Reed Smith Client Alerts

The COVID-19 pandemic crisis has led regulators globally to use their powers to provide stability to financial markets and their participants. This alert focuses on short selling bans within the EU and regulatory initiatives that provide capital and liquidity relief to those firms required to hold regulatory capital.

作者: David Calligan Tim Dolan Claude Brown Brett Hillis Chris Borg Bhav Panchal

Exterior of a courthouse

Short selling bans

Under the Short Selling Regulation (SSR),1 EU national regulators can ban the short selling of shares where adverse events or developments constitute a serious threat to financial stability.

As a result of the volatility caused by the pandemic, several EU regulators have banned short selling in some or all shares admitted to trading on venues within their jurisdictions. The relevant EU national regulators imposing a ban are those in Austria, Belgium, France, Greece, Italy and Spain. The bans are currently effective and will last for between one and three months.

Further details on the application, exemptions and timeframes for those regulators’ bans can be found on the FCA’s website.

In March, the FCA released a statement noting that it will also ban short selling in the shares identified by the relevant EU regulators in order to support those EU regulators.
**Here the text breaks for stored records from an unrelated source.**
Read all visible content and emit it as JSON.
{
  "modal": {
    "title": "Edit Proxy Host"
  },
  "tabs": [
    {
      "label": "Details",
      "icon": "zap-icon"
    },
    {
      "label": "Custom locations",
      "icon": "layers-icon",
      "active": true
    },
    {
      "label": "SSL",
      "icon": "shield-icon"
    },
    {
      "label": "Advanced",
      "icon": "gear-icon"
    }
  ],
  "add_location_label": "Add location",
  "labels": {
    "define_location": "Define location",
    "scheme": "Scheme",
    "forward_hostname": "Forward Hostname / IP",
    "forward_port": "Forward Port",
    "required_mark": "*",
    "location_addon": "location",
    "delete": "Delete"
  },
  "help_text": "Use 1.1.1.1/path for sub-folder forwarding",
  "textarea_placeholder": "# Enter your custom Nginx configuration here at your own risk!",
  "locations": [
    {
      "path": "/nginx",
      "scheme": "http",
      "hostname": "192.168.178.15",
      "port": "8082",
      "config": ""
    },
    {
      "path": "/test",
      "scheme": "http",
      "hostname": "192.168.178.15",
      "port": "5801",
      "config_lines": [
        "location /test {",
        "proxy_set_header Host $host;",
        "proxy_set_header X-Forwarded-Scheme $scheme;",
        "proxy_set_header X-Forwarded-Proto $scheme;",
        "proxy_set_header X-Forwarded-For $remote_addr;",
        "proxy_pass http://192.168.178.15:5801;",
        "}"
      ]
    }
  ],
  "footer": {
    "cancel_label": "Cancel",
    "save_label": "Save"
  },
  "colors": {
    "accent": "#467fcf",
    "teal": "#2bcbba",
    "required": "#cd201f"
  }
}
The FCA will continue to follow this policy unless the FCA considers that its assistance to those EU regulators is not necessary. Notably, the FCA sets a high bar on imposing any bans on the short selling of UK shares, but cannot rule out imposing such a ban.
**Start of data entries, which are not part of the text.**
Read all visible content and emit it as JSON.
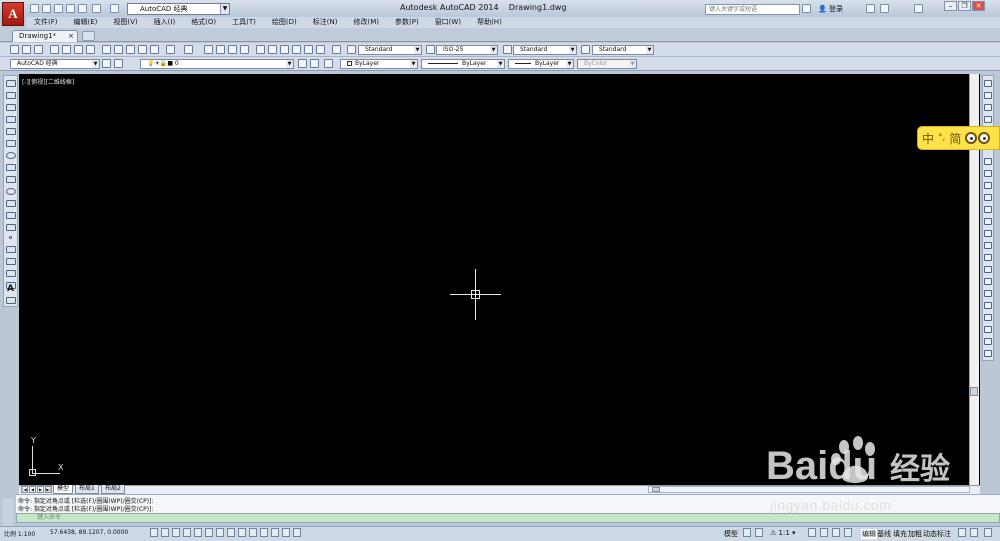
{
  "app": {
    "logo_letter": "A",
    "title": "Autodesk AutoCAD 2014",
    "filename": "Drawing1.dwg",
    "workspace": "AutoCAD 经典",
    "search_placeholder": "键入关键字或短语",
    "login": "登录"
  },
  "menu": [
    "文件(F)",
    "编辑(E)",
    "视图(V)",
    "插入(I)",
    "格式(O)",
    "工具(T)",
    "绘图(D)",
    "标注(N)",
    "修改(M)",
    "参数(P)",
    "窗口(W)",
    "帮助(H)"
  ],
  "document_tab": {
    "label": "Drawing1*",
    "close": "×"
  },
  "toolbar1": {
    "text_style": "Standard",
    "dim_style": "ISO-25",
    "table_style": "Standard",
    "multileader_style": "Standard"
  },
  "toolbar2": {
    "workspace": "AutoCAD 经典",
    "layer": "0",
    "color": "ByLayer",
    "linetype": "ByLayer",
    "lineweight": "ByLayer",
    "plotstyle": "ByColor"
  },
  "viewport": {
    "label": "[-][俯视][二维线框]"
  },
  "ucs": {
    "x": "X",
    "y": "Y"
  },
  "layout_tabs": [
    "模型",
    "布局1",
    "布局2"
  ],
  "command": {
    "history": [
      "命令: 指定对角点或 [栏选(F)/圈围(WP)/圈交(CP)]:",
      "命令: 指定对角点或 [栏选(F)/圈围(WP)/圈交(CP)]:"
    ],
    "input_placeholder": "键入命令"
  },
  "status": {
    "scale": "比例 1:100",
    "coords": "57.6438,  89.1207,  0.0000",
    "model": "模型",
    "annotation_scale": "1:1",
    "right_items": [
      "编辑",
      "基线",
      "填充",
      "加粗",
      "动态标注"
    ]
  },
  "ime": {
    "lang": "中",
    "mode": "简"
  },
  "watermark": {
    "brand": "Baidu",
    "brand_cn": "经验",
    "url": "jingyan.baidu.com"
  }
}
Short selling position reporting threshold amendment

The SSR2 requires holders of net short positions in shares traded on an EU regulated market to notify the relevant EU national regulator in the event that the holder’s net short position exceeds 0.2 per cent of the issuer’s share capital, and for every 0.1 per cent increase above that threshold.

In March, ESMA issued a decision temporarily lowering the 0.2 per cent threshold to 0.1 per cent until 16 June 2020.

The Decision applied immediately to any person, irrespective of their country of residence. The Decision does not apply to shares admitted to trading on a regulated market where the principal venue for the trading of the shares is in a third country; neither does it apply to market making or stabilisation activities.

The FCA issued a statement providing that its systems will be able to accept notifications at the lower threshold from Monday 6 April 2020. However, firms will not be required to amend and resubmit notifications submitted to the FCA between 16 March and 3 April 2020.

The Decision does not affect the public disclosure requirements of the SSR.